Star-forming clouds can cause several prominent dynamical consequences. One is the escaping and spreading of young stars toward the surrounding space, which has caught increasing attention recently.
This is a crucial phase in the evolution of galaxies. Two explanations for stars escaping are proposed by theoretical research. First, interactions in young multiple-star systems may cause stars to be expelled. Second, when molecular clouds or clumps collide, they can acquire kinetic energy.
Typically, stars with comparatively distinct paths have entirely separated from their original location. On the other hand, young protostars are typically enmeshed deeply in molecular clouds, which makes measuring their kinematic characteristics challenging. Consequently, observational information about fleeing stars still needs to be improved.
However, utilizing high-resolution molecular spectral lines, a collaborative group of scientists from Guangzhou University, the Shanghai Observatory (SHAO) of the Chinese Academy of Sciences (CAS), and the National Astronomical Observatories (NAOC) of the CAS has now found the first instance of a protostar escaping from its birthplace, offering fresh observational proof for the early stage of running stars.
The researchers utilized the Atacama Large Millimeter/Submillimeter Antenna Array (ALMA) to conduct observations directed towards a sizable sample of regions still producing stars.
They discovered a protostellar core in the star-forming region G352.63-1.07 with a discernible velocity shift. Several molecular lines were found to exhibit the body, all of which suggested that the protostar’s velocity differed from that of its parent cloud.
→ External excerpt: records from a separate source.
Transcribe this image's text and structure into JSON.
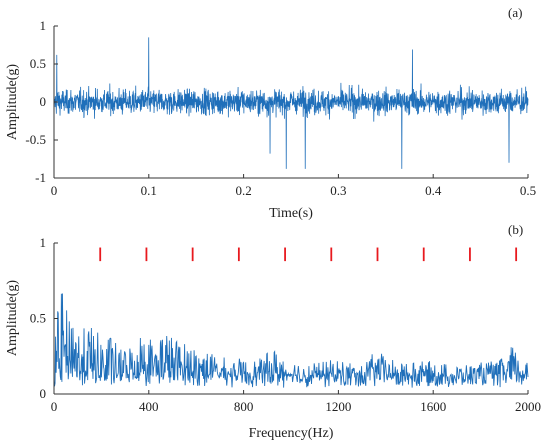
{
  "colors": {
    "signal": "#1f6fba",
    "marker": "#e8191e",
    "axis": "#333333"
  },
  "chart_data": [
    {
      "type": "line",
      "panel_label": "(a)",
      "xlabel": "Time(s)",
      "ylabel": "Amplitude(g)",
      "xlim": [
        0,
        0.5
      ],
      "ylim": [
        -1,
        1
      ],
      "x_ticks": [
        "0",
        "0.1",
        "0.2",
        "0.3",
        "0.4",
        "0.5"
      ],
      "y_ticks": [
        "-1",
        "-0.5",
        "0",
        "0.5",
        "1"
      ],
      "grid": false,
      "series": [
        {
          "style": "dense vibration signal, approx. 2048 samples",
          "approx_range": [
            -0.9,
            0.85
          ],
          "notable_peaks": [
            {
              "x": 0.003,
              "y": 0.62
            },
            {
              "x": 0.1,
              "y": 0.85
            },
            {
              "x": 0.228,
              "y": -0.68
            },
            {
              "x": 0.245,
              "y": -0.88
            },
            {
              "x": 0.265,
              "y": -0.88
            },
            {
              "x": 0.367,
              "y": -0.88
            },
            {
              "x": 0.378,
              "y": 0.69
            },
            {
              "x": 0.48,
              "y": -0.8
            }
          ]
        }
      ]
    },
    {
      "type": "line",
      "panel_label": "(b)",
      "xlabel": "Frequency(Hz)",
      "ylabel": "Amplitude(g)",
      "xlim": [
        0,
        2000
      ],
      "ylim": [
        0,
        1
      ],
      "x_ticks": [
        "0",
        "400",
        "800",
        "1200",
        "1600",
        "2000"
      ],
      "y_ticks": [
        "0",
        "0.5",
        "1"
      ],
      "grid": false,
      "series": [
        {
          "style": "amplitude spectrum",
          "spectrum_points": [
            [
              0,
              0.3
            ],
            [
              15,
              0.6
            ],
            [
              35,
              0.8
            ],
            [
              60,
              0.55
            ],
            [
              85,
              0.72
            ],
            [
              110,
              0.45
            ],
            [
              150,
              0.52
            ],
            [
              190,
              0.44
            ],
            [
              240,
              0.43
            ],
            [
              280,
              0.32
            ],
            [
              330,
              0.38
            ],
            [
              380,
              0.48
            ],
            [
              420,
              0.39
            ],
            [
              460,
              0.5
            ],
            [
              500,
              0.42
            ],
            [
              560,
              0.37
            ],
            [
              620,
              0.34
            ],
            [
              700,
              0.27
            ],
            [
              780,
              0.25
            ],
            [
              860,
              0.24
            ],
            [
              930,
              0.33
            ],
            [
              1000,
              0.24
            ],
            [
              1100,
              0.22
            ],
            [
              1200,
              0.25
            ],
            [
              1300,
              0.2
            ],
            [
              1360,
              0.32
            ],
            [
              1450,
              0.22
            ],
            [
              1550,
              0.24
            ],
            [
              1700,
              0.2
            ],
            [
              1800,
              0.22
            ],
            [
              1880,
              0.24
            ],
            [
              1935,
              0.36
            ],
            [
              1970,
              0.25
            ],
            [
              2000,
              0.22
            ]
          ],
          "approx_floor": [
            0.03,
            0.12
          ]
        },
        {
          "style": "red marker ticks",
          "marker_frequencies": [
            195,
            390,
            585,
            780,
            975,
            1170,
            1365,
            1560,
            1755,
            1950
          ],
          "marker_range": [
            0.88,
            0.97
          ]
        }
      ]
    }
  ]
}
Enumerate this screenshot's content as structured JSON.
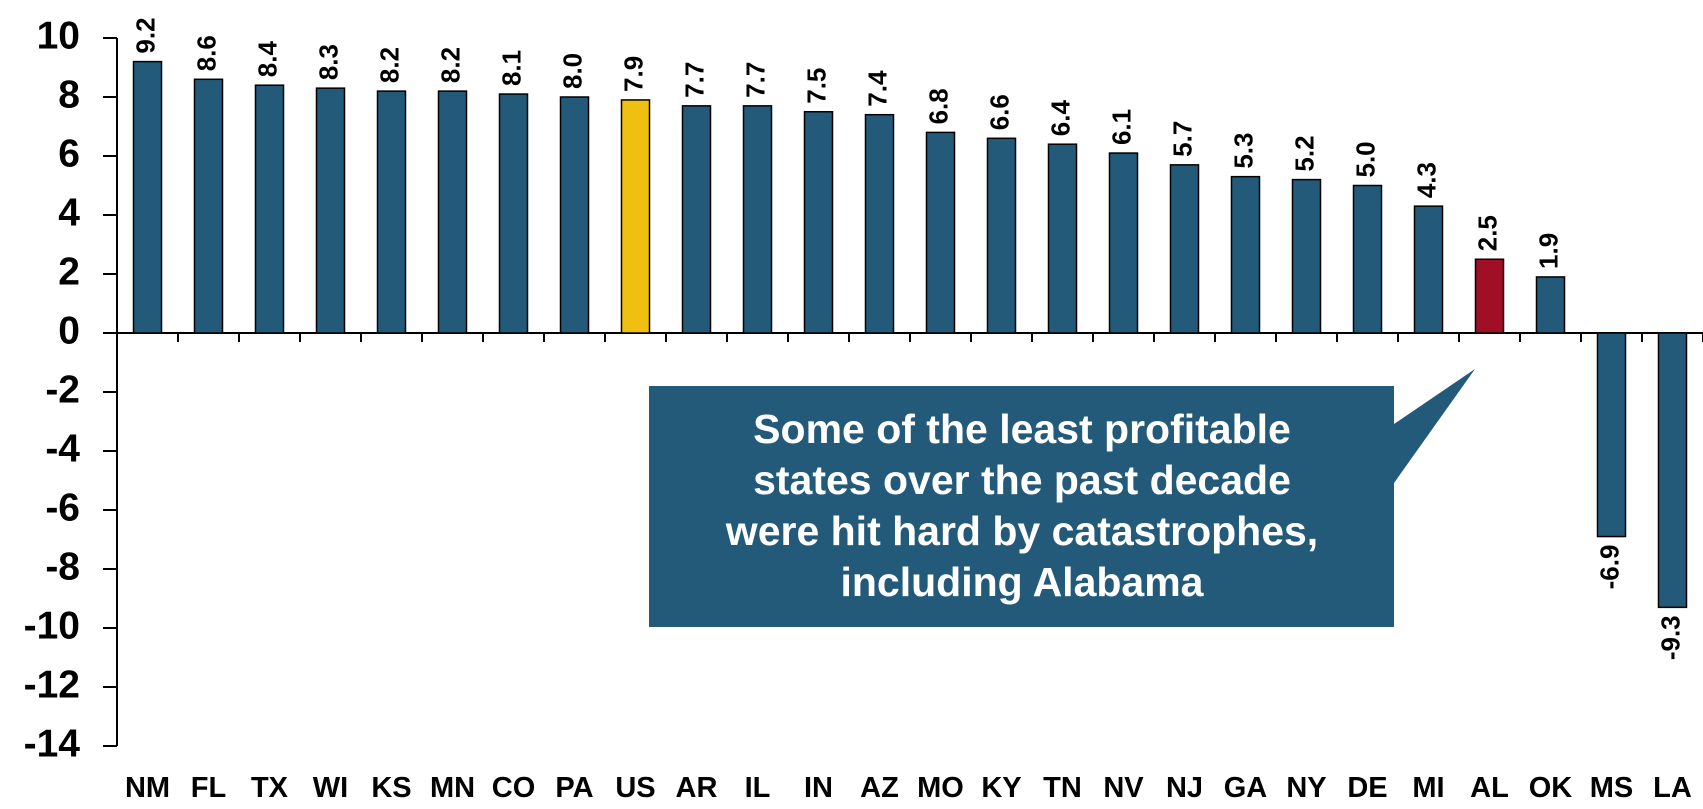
{
  "chart_data": {
    "type": "bar",
    "categories": [
      "NM",
      "FL",
      "TX",
      "WI",
      "KS",
      "MN",
      "CO",
      "PA",
      "US",
      "AR",
      "IL",
      "IN",
      "AZ",
      "MO",
      "KY",
      "TN",
      "NV",
      "NJ",
      "GA",
      "NY",
      "DE",
      "MI",
      "AL",
      "OK",
      "MS",
      "LA"
    ],
    "values": [
      9.2,
      8.6,
      8.4,
      8.3,
      8.2,
      8.2,
      8.1,
      8.0,
      7.9,
      7.7,
      7.7,
      7.5,
      7.4,
      6.8,
      6.6,
      6.4,
      6.1,
      5.7,
      5.3,
      5.2,
      5.0,
      4.3,
      2.5,
      1.9,
      -6.9,
      -9.3
    ],
    "value_labels": [
      "9.2",
      "8.6",
      "8.4",
      "8.3",
      "8.2",
      "8.2",
      "8.1",
      "8.0",
      "7.9",
      "7.7",
      "7.7",
      "7.5",
      "7.4",
      "6.8",
      "6.6",
      "6.4",
      "6.1",
      "5.7",
      "5.3",
      "5.2",
      "5.0",
      "4.3",
      "2.5",
      "1.9",
      "-6.9",
      "-9.3"
    ],
    "colors": [
      "#235a7a",
      "#235a7a",
      "#235a7a",
      "#235a7a",
      "#235a7a",
      "#235a7a",
      "#235a7a",
      "#235a7a",
      "#f0c010",
      "#235a7a",
      "#235a7a",
      "#235a7a",
      "#235a7a",
      "#235a7a",
      "#235a7a",
      "#235a7a",
      "#235a7a",
      "#235a7a",
      "#235a7a",
      "#235a7a",
      "#235a7a",
      "#235a7a",
      "#a00f25",
      "#235a7a",
      "#235a7a",
      "#235a7a"
    ],
    "ylim": [
      -14,
      10
    ],
    "yticks": [
      -14,
      -12,
      -10,
      -8,
      -6,
      -4,
      -2,
      0,
      2,
      4,
      6,
      8,
      10
    ],
    "annotation": [
      "Some of the least profitable",
      "states over the past decade",
      "were hit hard by catastrophes,",
      "including Alabama"
    ]
  }
}
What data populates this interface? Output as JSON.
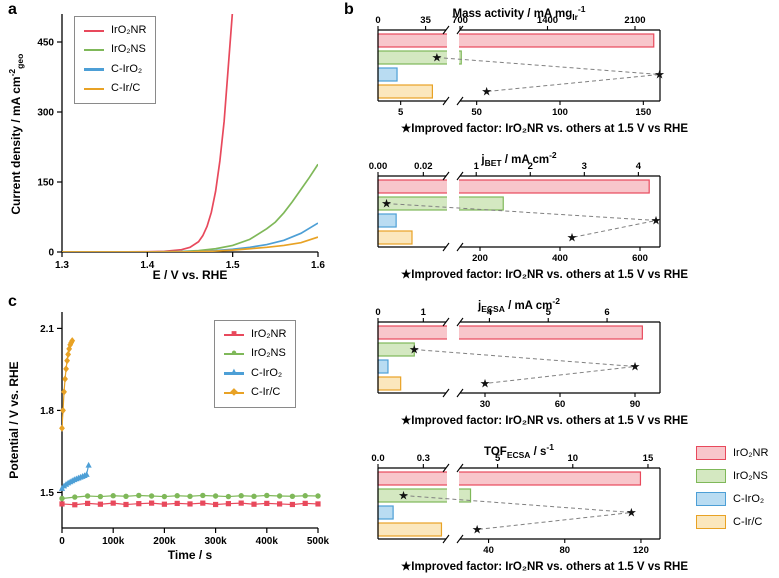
{
  "panels": {
    "a": {
      "label": "a",
      "ylabel_pre": "Current density / mA cm",
      "ylabel_sup": "-2",
      "ylabel_sub": "geo",
      "xlabel": "E / V vs. RHE"
    },
    "b": {
      "label": "b"
    },
    "c": {
      "label": "c",
      "ylabel": "Potential / V vs. RHE",
      "xlabel": "Time / s"
    }
  },
  "series_names": [
    "IrO₂NR",
    "IrO₂NS",
    "C-IrO₂",
    "C-Ir/C"
  ],
  "markers": [
    "■",
    "●",
    "▲",
    "◆"
  ],
  "colors": [
    {
      "line": "#e8495c",
      "fill": "#f8c6cb"
    },
    {
      "line": "#7fb859",
      "fill": "#d4e8c1"
    },
    {
      "line": "#4d9fd6",
      "fill": "#b9dcf2"
    },
    {
      "line": "#e8a225",
      "fill": "#fbe7bd"
    }
  ],
  "chart_data": [
    {
      "id": "lsv-polarization",
      "type": "line",
      "panel": "a",
      "xlabel": "E / V vs. RHE",
      "ylabel": "Current density / mA cm-2 (geo)",
      "xlim": [
        1.3,
        1.6
      ],
      "ylim": [
        0,
        510
      ],
      "xticks": [
        {
          "v": 1.3,
          "t": "1.3"
        },
        {
          "v": 1.4,
          "t": "1.4"
        },
        {
          "v": 1.5,
          "t": "1.5"
        },
        {
          "v": 1.6,
          "t": "1.6"
        }
      ],
      "yticks": [
        {
          "v": 0,
          "t": "0"
        },
        {
          "v": 150,
          "t": "150"
        },
        {
          "v": 300,
          "t": "300"
        },
        {
          "v": 450,
          "t": "450"
        }
      ],
      "series": [
        {
          "name": "IrO₂NR",
          "points": [
            [
              1.3,
              0
            ],
            [
              1.36,
              0
            ],
            [
              1.4,
              0.5
            ],
            [
              1.42,
              1.5
            ],
            [
              1.44,
              5
            ],
            [
              1.45,
              10
            ],
            [
              1.46,
              22
            ],
            [
              1.465,
              35
            ],
            [
              1.47,
              55
            ],
            [
              1.475,
              85
            ],
            [
              1.48,
              130
            ],
            [
              1.485,
              195
            ],
            [
              1.49,
              280
            ],
            [
              1.495,
              400
            ],
            [
              1.5,
              520
            ]
          ]
        },
        {
          "name": "IrO₂NS",
          "points": [
            [
              1.3,
              0
            ],
            [
              1.4,
              0
            ],
            [
              1.44,
              1
            ],
            [
              1.46,
              3
            ],
            [
              1.48,
              7
            ],
            [
              1.5,
              14
            ],
            [
              1.52,
              27
            ],
            [
              1.54,
              50
            ],
            [
              1.55,
              64
            ],
            [
              1.56,
              84
            ],
            [
              1.57,
              108
            ],
            [
              1.58,
              134
            ],
            [
              1.59,
              160
            ],
            [
              1.6,
              188
            ]
          ]
        },
        {
          "name": "C-IrO₂",
          "points": [
            [
              1.3,
              0
            ],
            [
              1.42,
              0
            ],
            [
              1.46,
              1
            ],
            [
              1.48,
              3
            ],
            [
              1.5,
              6
            ],
            [
              1.52,
              10
            ],
            [
              1.54,
              16
            ],
            [
              1.56,
              25
            ],
            [
              1.58,
              40
            ],
            [
              1.6,
              62
            ]
          ]
        },
        {
          "name": "C-Ir/C",
          "points": [
            [
              1.3,
              0
            ],
            [
              1.44,
              0
            ],
            [
              1.48,
              2
            ],
            [
              1.5,
              4
            ],
            [
              1.52,
              7
            ],
            [
              1.54,
              10
            ],
            [
              1.56,
              14
            ],
            [
              1.58,
              20
            ],
            [
              1.6,
              32
            ]
          ]
        }
      ]
    },
    {
      "id": "mass-activity",
      "type": "bar-broken",
      "title": {
        "pre": "Mass activity / mA mg",
        "sub": "Ir",
        "mid": "",
        "sup": "-1"
      },
      "top_axis": {
        "left": {
          "range": [
            0,
            50
          ],
          "ticks": [
            "0",
            "35"
          ]
        },
        "right": {
          "range": [
            700,
            2300
          ],
          "ticks": [
            "700",
            "1400",
            "2100"
          ]
        }
      },
      "bars": [
        {
          "name": "IrO₂NR",
          "value": 2250
        },
        {
          "name": "IrO₂NS",
          "value": 710
        },
        {
          "name": "C-IrO₂",
          "value": 14
        },
        {
          "name": "C-Ir/C",
          "value": 40
        }
      ],
      "bottom_axis": {
        "left": {
          "range": [
            0,
            15
          ],
          "ticks": [
            "5"
          ]
        },
        "right": {
          "range": [
            40,
            160
          ],
          "ticks": [
            "50",
            "100",
            "150"
          ]
        }
      },
      "stars": [
        {
          "vs": "IrO₂NS",
          "value": 13
        },
        {
          "vs": "C-IrO₂",
          "value": 160
        },
        {
          "vs": "C-Ir/C",
          "value": 56
        }
      ],
      "caption": "★Improved factor: IrO₂NR vs. others at 1.5 V vs RHE"
    },
    {
      "id": "j-bet",
      "type": "bar-broken",
      "title": {
        "pre": "j",
        "sub": "BET",
        "mid": " / mA cm",
        "sup": "-2"
      },
      "top_axis": {
        "left": {
          "range": [
            0,
            0.03
          ],
          "ticks": [
            "0.00",
            "0.02"
          ]
        },
        "right": {
          "range": [
            0.7,
            4.4
          ],
          "ticks": [
            "1",
            "2",
            "3",
            "4"
          ]
        }
      },
      "bars": [
        {
          "name": "IrO₂NR",
          "value": 4.2
        },
        {
          "name": "IrO₂NS",
          "value": 1.5
        },
        {
          "name": "C-IrO₂",
          "value": 0.008
        },
        {
          "name": "C-Ir/C",
          "value": 0.015
        }
      ],
      "bottom_axis": {
        "left": {
          "range": [
            0,
            40
          ],
          "ticks": []
        },
        "right": {
          "range": [
            150,
            650
          ],
          "ticks": [
            "200",
            "400",
            "600"
          ]
        }
      },
      "stars": [
        {
          "vs": "IrO₂NS",
          "value": 5
        },
        {
          "vs": "C-IrO₂",
          "value": 640
        },
        {
          "vs": "C-Ir/C",
          "value": 430
        }
      ],
      "caption": "★Improved factor: IrO₂NR vs. others at 1.5 V vs RHE"
    },
    {
      "id": "j-ecsa",
      "type": "bar-broken",
      "title": {
        "pre": "j",
        "sub": "ECSA",
        "mid": " / mA cm",
        "sup": "-2"
      },
      "top_axis": {
        "left": {
          "range": [
            0,
            1.5
          ],
          "ticks": [
            "0",
            "1"
          ]
        },
        "right": {
          "range": [
            3.5,
            6.9
          ],
          "ticks": [
            "4",
            "5",
            "6"
          ]
        }
      },
      "bars": [
        {
          "name": "IrO₂NR",
          "value": 6.6
        },
        {
          "name": "IrO₂NS",
          "value": 0.8
        },
        {
          "name": "C-IrO₂",
          "value": 0.22
        },
        {
          "name": "C-Ir/C",
          "value": 0.5
        }
      ],
      "bottom_axis": {
        "left": {
          "range": [
            0,
            15
          ],
          "ticks": []
        },
        "right": {
          "range": [
            20,
            100
          ],
          "ticks": [
            "30",
            "60",
            "90"
          ]
        }
      },
      "stars": [
        {
          "vs": "IrO₂NS",
          "value": 8
        },
        {
          "vs": "C-IrO₂",
          "value": 90
        },
        {
          "vs": "C-Ir/C",
          "value": 30
        }
      ],
      "caption": "★Improved factor: IrO₂NR vs. others at 1.5 V vs RHE"
    },
    {
      "id": "tof-ecsa",
      "type": "bar-broken",
      "title": {
        "pre": "TOF",
        "sub": "ECSA",
        "mid": " / s",
        "sup": "-1"
      },
      "top_axis": {
        "left": {
          "range": [
            0,
            0.45
          ],
          "ticks": [
            "0.0",
            "0.3"
          ]
        },
        "right": {
          "range": [
            2.5,
            15.8
          ],
          "ticks": [
            "5",
            "10",
            "15"
          ]
        }
      },
      "bars": [
        {
          "name": "IrO₂NR",
          "value": 14.5
        },
        {
          "name": "IrO₂NS",
          "value": 3.2
        },
        {
          "name": "C-IrO₂",
          "value": 0.1
        },
        {
          "name": "C-Ir/C",
          "value": 0.42
        }
      ],
      "bottom_axis": {
        "left": {
          "range": [
            0,
            12
          ],
          "ticks": []
        },
        "right": {
          "range": [
            25,
            130
          ],
          "ticks": [
            "40",
            "80",
            "120"
          ]
        }
      },
      "stars": [
        {
          "vs": "IrO₂NS",
          "value": 4.5
        },
        {
          "vs": "C-IrO₂",
          "value": 115
        },
        {
          "vs": "C-Ir/C",
          "value": 34
        }
      ],
      "caption": "★Improved factor: IrO₂NR vs. others at 1.5 V vs RHE"
    },
    {
      "id": "chronopotentiometry",
      "type": "line",
      "panel": "c",
      "xlabel": "Time / s",
      "ylabel": "Potential / V vs. RHE",
      "xlim": [
        0,
        500000
      ],
      "ylim": [
        1.37,
        2.16
      ],
      "xticks": [
        {
          "v": 0,
          "t": "0"
        },
        {
          "v": 100000,
          "t": "100k"
        },
        {
          "v": 200000,
          "t": "200k"
        },
        {
          "v": 300000,
          "t": "300k"
        },
        {
          "v": 400000,
          "t": "400k"
        },
        {
          "v": 500000,
          "t": "500k"
        }
      ],
      "yticks": [
        {
          "v": 1.5,
          "t": "1.5"
        },
        {
          "v": 1.8,
          "t": "1.8"
        },
        {
          "v": 2.1,
          "t": "2.1"
        }
      ],
      "series": [
        {
          "name": "IrO₂NR",
          "marker": "square",
          "points": [
            [
              0,
              1.458
            ],
            [
              25000,
              1.455
            ],
            [
              50000,
              1.46
            ],
            [
              75000,
              1.457
            ],
            [
              100000,
              1.461
            ],
            [
              125000,
              1.456
            ],
            [
              150000,
              1.459
            ],
            [
              175000,
              1.461
            ],
            [
              200000,
              1.457
            ],
            [
              225000,
              1.46
            ],
            [
              250000,
              1.458
            ],
            [
              275000,
              1.461
            ],
            [
              300000,
              1.456
            ],
            [
              325000,
              1.459
            ],
            [
              350000,
              1.461
            ],
            [
              375000,
              1.457
            ],
            [
              400000,
              1.46
            ],
            [
              425000,
              1.458
            ],
            [
              450000,
              1.456
            ],
            [
              475000,
              1.46
            ],
            [
              500000,
              1.458
            ]
          ]
        },
        {
          "name": "IrO₂NS",
          "marker": "circle",
          "points": [
            [
              0,
              1.478
            ],
            [
              25000,
              1.483
            ],
            [
              50000,
              1.487
            ],
            [
              75000,
              1.485
            ],
            [
              100000,
              1.488
            ],
            [
              125000,
              1.486
            ],
            [
              150000,
              1.489
            ],
            [
              175000,
              1.487
            ],
            [
              200000,
              1.485
            ],
            [
              225000,
              1.488
            ],
            [
              250000,
              1.486
            ],
            [
              275000,
              1.489
            ],
            [
              300000,
              1.487
            ],
            [
              325000,
              1.485
            ],
            [
              350000,
              1.488
            ],
            [
              375000,
              1.486
            ],
            [
              400000,
              1.489
            ],
            [
              425000,
              1.487
            ],
            [
              450000,
              1.486
            ],
            [
              475000,
              1.488
            ],
            [
              500000,
              1.487
            ]
          ]
        },
        {
          "name": "C-IrO₂",
          "marker": "triangle",
          "points": [
            [
              0,
              1.515
            ],
            [
              4000,
              1.524
            ],
            [
              8000,
              1.53
            ],
            [
              12000,
              1.535
            ],
            [
              16000,
              1.539
            ],
            [
              20000,
              1.543
            ],
            [
              24000,
              1.547
            ],
            [
              28000,
              1.55
            ],
            [
              32000,
              1.553
            ],
            [
              36000,
              1.556
            ],
            [
              40000,
              1.559
            ],
            [
              44000,
              1.562
            ],
            [
              48000,
              1.566
            ],
            [
              52000,
              1.6
            ]
          ]
        },
        {
          "name": "C-Ir/C",
          "marker": "diamond",
          "points": [
            [
              0,
              1.735
            ],
            [
              2000,
              1.8
            ],
            [
              4000,
              1.868
            ],
            [
              6000,
              1.915
            ],
            [
              8000,
              1.952
            ],
            [
              10000,
              1.982
            ],
            [
              12000,
              2.005
            ],
            [
              14000,
              2.025
            ],
            [
              16000,
              2.04
            ],
            [
              18000,
              2.048
            ],
            [
              20000,
              2.055
            ]
          ]
        }
      ]
    }
  ]
}
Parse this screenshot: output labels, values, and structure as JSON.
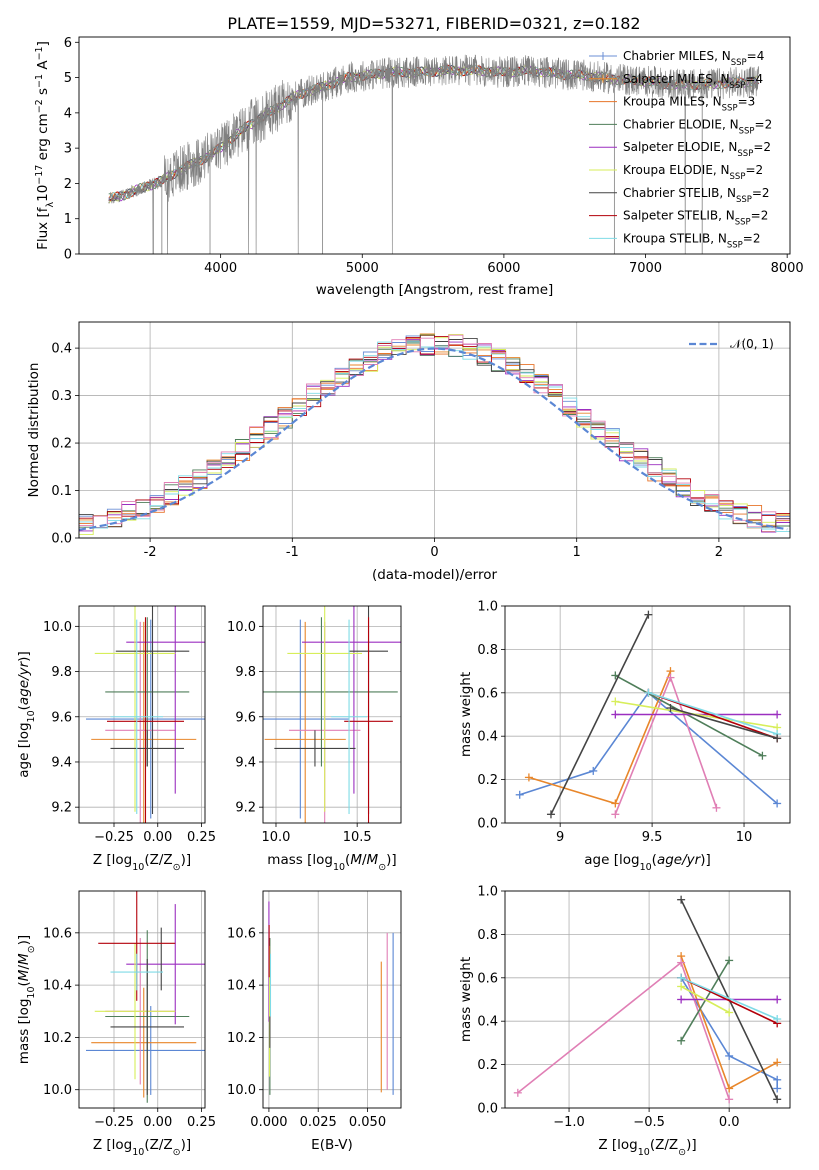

Simultaneously, the molecular lines closely follow the dense core, offering a unique chance to determine the stellar speed.
The protostar shows a notable blue shift of -2.3 km/s concerning its parental filamentary molecular cloud, as indicated by the spectral velocity of the molecular lines. In addition, the core’s exact position near the parental cloud’s central dip raises the possibility that it was formerly an integral component of the cloud.
The escape velocity (-2.3 km/s) and the spatial offset (0.025 light-years) of the core indicate that the escape had a kinetic energy of up to 1045 ergs and took place fewer than 4,000 years ago. Consequently, the core escape in G352.63-1.07 is among the most recent and intense occurrences in the Milky Way’s star-forming regions.
Furthermore, the escape velocity of the center star is comparable to the average dispersing rate of young stars, albeit significantly lower than that of high-speed ejection stars created in star clusters. This implies that the primary process pushing fleeing stars should be cloud collapse.
Prof. LI Di, the chief scientist of the Interstellar Medium Group of NAOC and co-author of the article, said, “Stars are giant nuclear fusion reactors in our universe. The escaping star discovered this time is still in its infancy. This work has snapshotted the initial moment of the stellar escaping motion in nearby active star-forming regions such as the Orion Molecular cloud. It enriches the picture of stellar origins and raises challenges.”
Scientists plan to conduct in-depth analyses of multi-star interactions and explosive gas expansion in G352.63-1.07.